Developed alongside were two more models:
Vroom-Yetton-Jago model would have a leader
Match the decision-making styles to the situation;
Hersey and Blanchard put the magnifying glass
On the task-related maturity of the subordinates
As determinant of the appropriateness or not
Of task-oriented or relationship-oriented leading.
In the seventies, many, including George Graen,
Said leaders are after all not so innocent and benign
And instead favour a few subordinates over others
Leading to in-groups and out-groups in work culture,
Which fact is borne out by a few empirical studies.
From nineteen-seventies, leading up to the eighties,
Transformational leadership theories were emerging
By people like House, Bass, Conger and Kanugo,
All of whom would have us believe in the leader
How he is charismatic and can do no wrong
And inspires the subordinates by his sheer presence,
Impeccable personal qualities and example he sets,
Leading to eventual success against all odds.
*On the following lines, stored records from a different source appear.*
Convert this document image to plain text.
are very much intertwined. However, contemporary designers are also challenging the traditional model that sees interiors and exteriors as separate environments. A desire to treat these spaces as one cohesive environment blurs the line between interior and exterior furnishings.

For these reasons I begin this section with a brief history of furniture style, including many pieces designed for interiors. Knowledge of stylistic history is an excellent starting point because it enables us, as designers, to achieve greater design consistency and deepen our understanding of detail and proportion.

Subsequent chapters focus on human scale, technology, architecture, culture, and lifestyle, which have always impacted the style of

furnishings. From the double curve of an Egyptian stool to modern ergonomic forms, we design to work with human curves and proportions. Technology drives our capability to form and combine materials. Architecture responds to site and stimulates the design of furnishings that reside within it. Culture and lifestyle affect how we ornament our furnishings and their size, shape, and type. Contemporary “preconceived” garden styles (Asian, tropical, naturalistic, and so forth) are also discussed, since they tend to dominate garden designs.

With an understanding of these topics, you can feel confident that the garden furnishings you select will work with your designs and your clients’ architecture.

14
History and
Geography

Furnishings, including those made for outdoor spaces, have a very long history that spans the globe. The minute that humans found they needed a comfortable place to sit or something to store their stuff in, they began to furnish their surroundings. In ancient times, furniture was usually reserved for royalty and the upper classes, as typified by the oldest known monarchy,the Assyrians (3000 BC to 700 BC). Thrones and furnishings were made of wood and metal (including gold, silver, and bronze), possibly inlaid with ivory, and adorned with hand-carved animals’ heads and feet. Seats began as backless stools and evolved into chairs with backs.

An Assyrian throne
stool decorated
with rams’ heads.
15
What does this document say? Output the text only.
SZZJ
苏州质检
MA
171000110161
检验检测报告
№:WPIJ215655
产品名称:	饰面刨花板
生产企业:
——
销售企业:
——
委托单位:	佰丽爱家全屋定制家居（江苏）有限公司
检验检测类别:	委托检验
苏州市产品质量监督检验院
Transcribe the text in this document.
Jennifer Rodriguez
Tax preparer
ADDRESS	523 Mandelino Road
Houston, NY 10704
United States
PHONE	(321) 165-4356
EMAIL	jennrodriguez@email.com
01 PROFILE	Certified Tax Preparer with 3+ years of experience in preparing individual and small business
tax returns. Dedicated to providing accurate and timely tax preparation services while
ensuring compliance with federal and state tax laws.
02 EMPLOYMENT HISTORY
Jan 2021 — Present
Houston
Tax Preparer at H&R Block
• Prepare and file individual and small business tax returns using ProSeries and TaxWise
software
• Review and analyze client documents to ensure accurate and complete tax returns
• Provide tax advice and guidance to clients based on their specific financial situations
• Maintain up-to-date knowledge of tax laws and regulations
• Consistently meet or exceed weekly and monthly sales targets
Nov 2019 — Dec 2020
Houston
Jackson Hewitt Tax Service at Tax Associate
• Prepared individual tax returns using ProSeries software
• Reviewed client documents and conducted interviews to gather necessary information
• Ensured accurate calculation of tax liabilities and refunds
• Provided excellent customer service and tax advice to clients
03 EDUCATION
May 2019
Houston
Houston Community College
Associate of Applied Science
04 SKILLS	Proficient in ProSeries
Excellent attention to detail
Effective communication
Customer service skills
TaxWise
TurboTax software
Then there are those dull and unromantic theories
That would demystify the persona of leaders
And place squarely at the heart of this debate
Certain substitutes for formal leadership, like
Characteristics of organization, task, subordinates
Which fill in for or negate influences of leadership.
If you ask me for my personal opinion on this issue
I would have to say that all theories broached above
Do have some kernel of truth tucked away in them
We have to draw our own lessons and conclusions
As to how best we can go about becoming leaders
If that is what we want to become sooner or later.